Brake bleeding ...again

Started by phat46, March 15, 2008, 03:41:13 PM

Previous topic - Next topic

0 Members and 1 Guest are viewing this topic.

phat46

The brakes on my daughters car still are not right. It apears the one diagonal system is not working. The rt. rear and lt front won't bleed. This is not the system that had the original preoblem that i fixed with a new line. That wheel bled just fine. Some diagrams and text I have found say that this car has a proportioning valve on the left front strut tower; this car doesn't. One of the original brake lines from the original master cyl. goes right back to the firewall and over to the right front caliper. The other three lines run in a group down the left strut tower, I can see them almost all the way to the bottom of the car, there is no prop. valve there. The left front line splits from the group of three and goes directly to the left front caliper. I assume the prop. valve is built into the master cyl.???? At any rate I cannot get the one diag system to bleed. I'm ready to take it to a friends shop, but I'm trying to save my kid some money as she lost her job on Tuesday!

kb426

Can you hook a mityvac up to them? Since I'm without help most of the time, that's what I'm using to bleed brakes with. Is there a chance that the master went dry and you need to bleed the master before trying the wheels?
TEAM SMART

enjenjo

I suspect the forward piston is stuck in the master cylinder.
Welcome to hell. Here's your accordion.

wayne petty

http://www.harborfreight.com/cpi/ctaf/displayitem.taf?Itemnumber=92474

http://www.harborfreight.com/cpi/ctaf/displayitem.taf?Itemnumber=92924

http://www.harborfreight.com/cpi/ctaf/displayitem.taf?Itemnumber=37201

a few options.... to help bleed brakes...

and also there are spring loaded brake bleeder screws... these allow fluid out but no air back in... usually 12 bucks a set...

when i bleed brakes.. if i am alone... a loosen the one i am working on just  little.. and pump the pedal with my hand... just a 1/2 inch... just enough to pressurize the master .. but no enough to completely cover the compenstaion ports... so there is no suction formed in the system.. just a fast pulse of pressure...


and again...   tapered rubber stoppers are available at many hardware stores... wedge these into the fill hole and place the nozzle of the one or two quart plastic hand pump garden sprayer into the opening and with just one bleeder screw loose let it rip...

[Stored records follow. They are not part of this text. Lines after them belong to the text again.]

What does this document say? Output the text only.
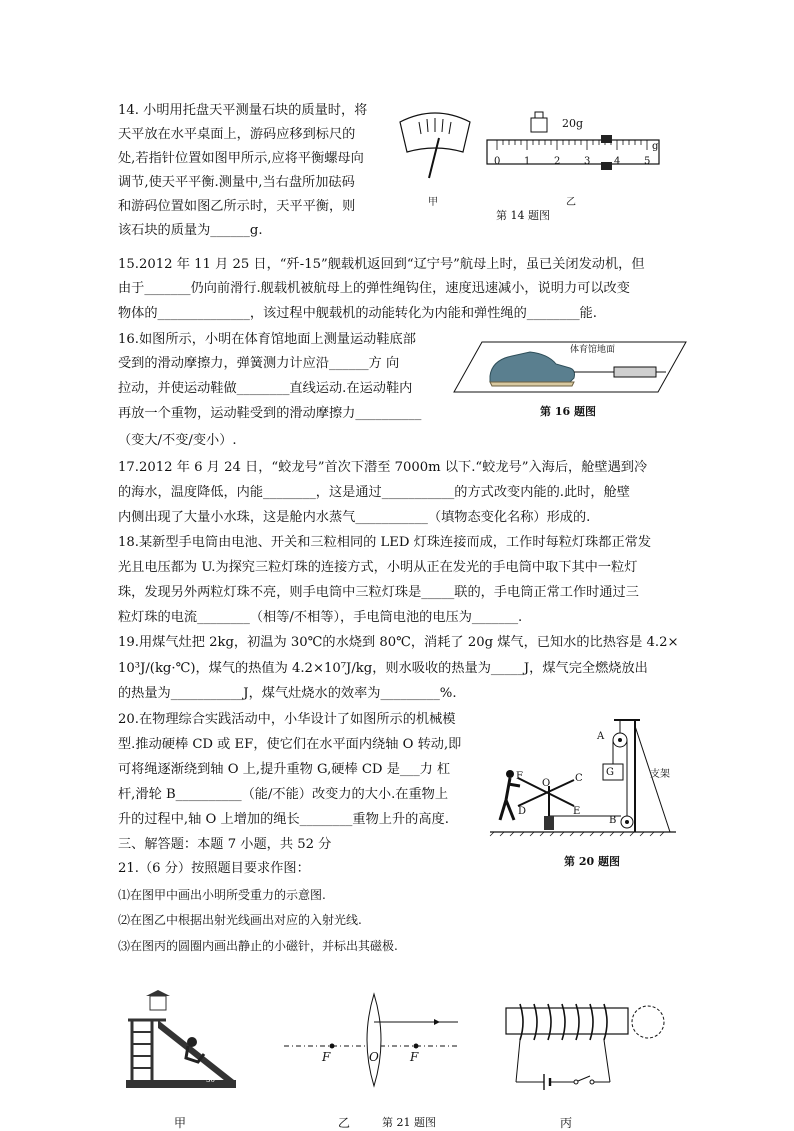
14. 小明用托盘天平测量石块的质量时，将
天平放在水平桌面上，游码应移到标尺的
处,若指针位置如图甲所示,应将平衡螺母向
调节,使天平平衡.测量中,当右盘所加砝码
和游码位置如图乙所示时，天平平衡，则
该石块的质量为______g.
甲
20g
0 1 2 3 4 5
g
乙
第 14 题图
15.2012 年 11 月 25 日，“歼-15”舰载机返回到“辽宁号”航母上时，虽已关闭发动机，但
由于_______仍向前滑行.舰载机被航母上的弹性绳钩住，速度迅速减小，说明力可以改变
物体的______________，该过程中舰载机的动能转化为内能和弹性绳的________能.
16.如图所示，小明在体育馆地面上测量运动鞋底部
受到的滑动摩擦力，弹簧测力计应沿______方 向
拉动，并使运动鞋做________直线运动.在运动鞋内
再放一个重物，运动鞋受到的滑动摩擦力__________
（变大/不变/变小）.
体育馆地面
第 16 题图
17.2012 年 6 月 24 日，“蛟龙号”首次下潜至 7000m 以下.“蛟龙号”入海后，舱壁遇到冷
的海水，温度降低，内能________，这是通过___________的方式改变内能的.此时，舱壁
内侧出现了大量小水珠，这是舱内水蒸气___________（填物态变化名称）形成的.
18.某新型手电筒由电池、开关和三粒相同的 LED 灯珠连接而成，工作时每粒灯珠都正常发
光且电压都为 U.为探究三粒灯珠的连接方式，小明从正在发光的手电筒中取下其中一粒灯
珠，发现另外两粒灯珠不亮，则手电筒中三粒灯珠是_____联的，手电筒正常工作时通过三
粒灯珠的电流________（相等/不相等），手电筒电池的电压为_______.
19.用煤气灶把 2kg，初温为 30℃的水烧到 80℃，消耗了 20g 煤气，已知水的比热容是 4.2×
10³J/(kg·℃)，煤气的热值为 4.2×10⁷J/kg，则水吸收的热量为_____J，煤气完全燃烧放出
的热量为___________J，煤气灶烧水的效率为_________%.
20.在物理综合实践活动中，小华设计了如图所示的机械模
型.推动硬棒 CD 或 EF，使它们在水平面内绕轴 O 转动,即
可将绳逐渐绕到轴 O 上,提升重物 G,硬棒 CD 是___力 杠
杆,滑轮 B__________（能/不能）改变力的大小.在重物上
升的过程中,轴 O 上增加的绳长________重物上升的高度.
A
G	支架
F
O C
D	E
B
第 20 题图
三、解答题：本题 7 小题，共 52 分
21.（6 分）按照题目要求作图：
⑴在图甲中画出小明所受重力的示意图.
⑵在图乙中根据出射光线画出对应的入射光线.
⑶在图丙的圆圈内画出静止的小磁针，并标出其磁极.
30°
F	O	F
甲	乙	第 21 题图	丙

brake fluid is alcohol and glycern... water base.. so it will wash off if it gets on stuff .. melts paint..   and stains concrete.. if the floor is not wet first... and still it does just a little...

phat46

Quote from: "enjenjo"I suspect the forward piston is stuck in the master cylinder.
That's what I'm thinking too Frank. Any ideas how to free it up?
I forgot my nephew is a Ford dealler tech  :oops:  I called him and he said these systems are often troublesome to bleed, he also reccomened the vacuum bleeding or just to open the bleeders and let it gravity bleed. I will get a vac bleeder tomorrow and try it. I might try Waynes idea of the pressure bleeding too.

enjenjo

QuoteThat's what I'm thinking too Frank. Any ideas how to free it up?

You might get lucky, and pushing in the front caliper piston will push it back. Otherwise Rebuild or replace.
Welcome to hell. Here's your accordion.

phat46

Quote from: "enjenjo"
QuoteThat's what I'm thinking too Frank. Any ideas how to free it up?

You might get lucky, and pushing in the front caliper piston will push it back. Otherwise Rebuild or replace.

Thanks Frank, I'm lettting them gravity bleed at the moment, if that doesn't work I'll do either the pressure or vacuum bleed, then finally replace the master. Funny how the "simple" fixes usually turn out to be the difficult/head scratchers..... :?